Marriott is a big name but these are very low risk deals for them. They provide the marketing, booking platform, loyalty, but they don't own the hotels. The Dorian/Courtyard and Element are owned by PBA Group, and these are owned by Truman/other investors. If the hotel never gets built, doesn't really matter to them.
 
Marriott is a big name but these are very low risk deals for them. They provide the marketing, booking platform, loyalty, but they don't own the hotels. The Dorian/Courtyard and Element are owned by PBA Group, and these are owned by Truman/other investors. If the hotel never gets built, doesn't really matter to them.
Oh for sure, agree. My worry is them getting their hands in too many projects and taking away their focus. Kind of like what happened with RNDSQR.
 
At this point Truman's neck is so far out there that they can't turn back. Tribute won't be what breaks them.
I hope Truman makes it through. Most of their Truman trio are pre-sold, so as long as they're able to deliver and collect on those, those should do fine. Was at West District over the weekend, and I do think they spend a lot of effort on retail and community. Being in the same area, West District is a much nicer community than all the new developments just south of 17th Ave, where it just seems like new suburbs cramming as many units as possible but not in a planned way that makes the community pleasant to live in.

For their Frontier development, they had several grocers pull out. Instead of just putting in other businesses (the units could be divided), they waited and did get a grocery store that worked in the space.
 
Marriott is a big name but these are very low risk deals for them. They provide the marketing, booking platform, loyalty, but they don't own the hotels. The Dorian/Courtyard and Element are owned by PBA Group, and these are owned by Truman/other investors. If the hotel never gets built, doesn't really matter to them.
I'd disagree slightly, in that Marriot carries all the reputational harm if a property fails, is delayed, or carries a poor operational standard. Nobody blames or knows the operator. They are by the far the world's leader in business and mid-upper travelers, their Bonvoy program is a behemoth. I'd say the fact they have attached their name to so many projects means they have a level of trust with the financing and ability to see through a project.
 
I'd disagree slightly, in that Marriot carries all the reputational harm if a property fails, is delayed, or carries a poor operational standard. Nobody blames or knows the operator.
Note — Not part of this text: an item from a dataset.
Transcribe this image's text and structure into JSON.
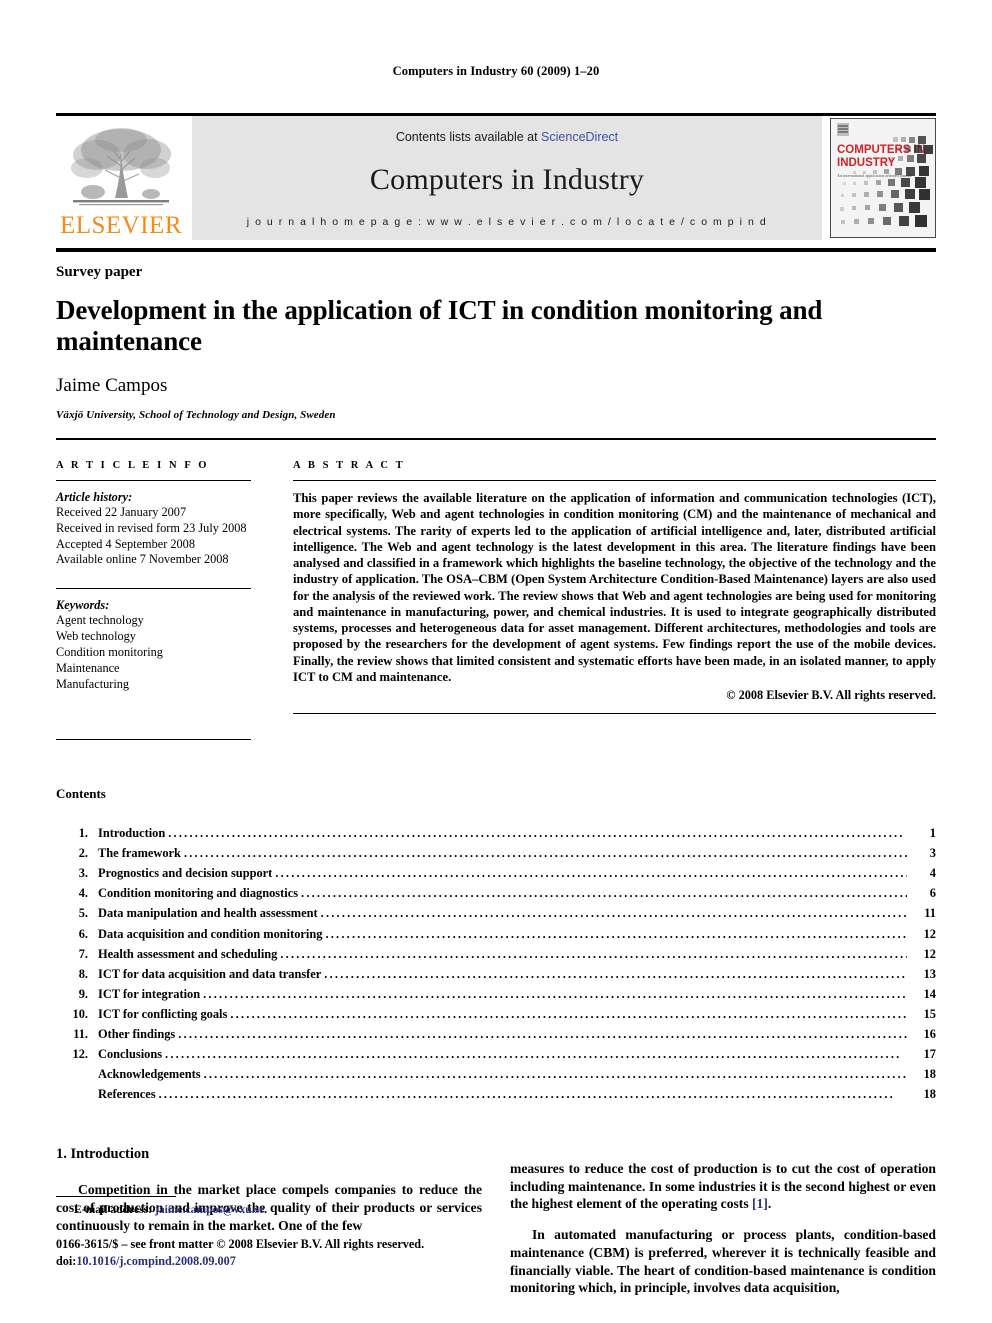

They are by the far the world's leader in business and mid-upper travelers, their Bonvoy program is a behemoth. I'd say the fact they have attached their name to so many projects means they have a level of trust with the financing and ability to see through a project.
That all happens once it opens. Then yes, they'd have a stake for sure, so they don't want their properties owned by a bad developer, and they have contracting terms on the level of maintenance, appearance, etc. But whether the project gets built is of pretty little signficance to them. Truman quietly cancels any of these projects, 99% of the population and almost all of their customers (out of town visitors) would have no idea.